Hal ini sangat berbeda dengan sistem Islam yang memberikan aturan untuk menjamin kesejahteraan masyarakat, termasuk guru. Karena kewajiban negara Islam untuk mengatur semua aspek kehidupan, termasuk di sektor pendidikan. Negara tidak boleh mengabaikan hal ini, seperti dalam menetapkan kebijakan mengenai gaji tenaga pendidik, kurikulum yang dibuat, akreditasi lembaga pendidikan, metode pengajaran, materi pembelajaran yang harus sesuai dengan peraturan dalam islam. Di dalam catatan sejarah peradaban Islam, para guru diapresiasi dengan gaji yang tinggi. Misalnya, pada masa khalifah Umar bin Khattab, guru digaji sebesar 15 dinar per bulan (1 dinar = 4,25 gram emas). Jika dikonversikan ke dalam kurs rupiah saat ini, maka gaji guru pada masa itu adalah sebesar Rp52.287.750 per bulan (1 gram emas= Rp820.200). Begitu pula pada masa Shalahudin Al-Ayubi, gaji guru adalah sebesar 11-40 dinar. Berarti jika gaji tertingginya dirupiahkan, yakni sebesar Rp139.434.000.

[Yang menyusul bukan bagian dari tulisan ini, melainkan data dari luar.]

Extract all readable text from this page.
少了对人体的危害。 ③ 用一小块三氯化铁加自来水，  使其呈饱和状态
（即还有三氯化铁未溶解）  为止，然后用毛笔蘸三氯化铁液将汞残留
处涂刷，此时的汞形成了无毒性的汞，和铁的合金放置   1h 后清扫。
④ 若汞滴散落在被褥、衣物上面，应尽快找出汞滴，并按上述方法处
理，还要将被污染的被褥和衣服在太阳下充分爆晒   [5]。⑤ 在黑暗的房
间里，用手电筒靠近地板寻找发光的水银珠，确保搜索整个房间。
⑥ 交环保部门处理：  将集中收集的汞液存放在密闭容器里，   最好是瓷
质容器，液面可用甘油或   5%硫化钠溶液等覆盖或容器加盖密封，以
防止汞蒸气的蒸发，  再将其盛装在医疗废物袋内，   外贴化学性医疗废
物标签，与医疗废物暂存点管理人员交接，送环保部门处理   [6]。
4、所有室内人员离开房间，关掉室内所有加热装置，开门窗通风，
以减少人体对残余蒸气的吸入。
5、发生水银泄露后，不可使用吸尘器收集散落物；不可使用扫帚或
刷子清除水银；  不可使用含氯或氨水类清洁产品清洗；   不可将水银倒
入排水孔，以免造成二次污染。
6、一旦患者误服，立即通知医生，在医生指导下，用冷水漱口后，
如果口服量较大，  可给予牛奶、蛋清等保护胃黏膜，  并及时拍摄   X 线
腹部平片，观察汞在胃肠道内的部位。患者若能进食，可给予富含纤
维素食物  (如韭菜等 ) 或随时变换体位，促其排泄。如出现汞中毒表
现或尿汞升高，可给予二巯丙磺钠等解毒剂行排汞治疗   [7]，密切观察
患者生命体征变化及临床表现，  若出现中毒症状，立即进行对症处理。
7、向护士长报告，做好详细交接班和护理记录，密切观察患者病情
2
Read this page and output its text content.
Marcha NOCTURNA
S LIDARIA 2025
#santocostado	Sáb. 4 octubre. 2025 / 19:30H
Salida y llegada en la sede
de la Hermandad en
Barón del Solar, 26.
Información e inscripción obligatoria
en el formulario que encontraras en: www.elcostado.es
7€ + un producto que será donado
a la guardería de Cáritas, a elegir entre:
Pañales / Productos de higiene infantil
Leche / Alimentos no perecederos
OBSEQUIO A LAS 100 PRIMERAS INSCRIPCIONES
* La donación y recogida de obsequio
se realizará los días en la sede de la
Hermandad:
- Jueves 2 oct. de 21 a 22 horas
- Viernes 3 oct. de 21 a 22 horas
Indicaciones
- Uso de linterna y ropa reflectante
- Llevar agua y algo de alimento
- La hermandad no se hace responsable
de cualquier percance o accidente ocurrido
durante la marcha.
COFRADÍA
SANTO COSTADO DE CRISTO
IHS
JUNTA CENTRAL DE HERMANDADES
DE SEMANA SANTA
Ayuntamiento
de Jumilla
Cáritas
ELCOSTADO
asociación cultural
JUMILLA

Dengan penghargaan tinggi Khilafah terhadap guru, maka guru fokus dalam mengajar. Tidak sibuk mencari tambahan sana-sini. Dan yang lebih penting, negara Khilafah tidak membedakan status guru honorer dan ASN, karena semuanya adalah pegawai negara (muwazif daulah). Maka, gaji atas semua guru adalah sama. Gaji ditentukan berdasarkan nilai jasa yang diberikan, bukan status ASN/PPPK. Semua guru masuk kategori pegawai negara, dan tidak ada bedanya. Dimasa Khalifah Al-Watsiq, pun sama ia memberi gaji seorang ulama yang bernama Al-Jari awalnya 100 dinar per bulan, lalu menaikannya menjadi 500 dinar/bulan. Sedangkan pada masa kepemimpinan Khalifah Harun Ar-Rasyid, pernah diberlakukan aturan untuk kitab-kitab karya para ulama bahwa sebagai bayaran kepada mereka adalah dengan menimbang berat kitab itu dengan emas. Inilah gambaran kesejahteraan guru pada masa peradaban Islam. Para guru dan ulama benar-benar dimuliakan dan dihargai jasa-jasanya, bahkan diposisikan sebagai pahlawan dengan tanda jasa seutuhnya.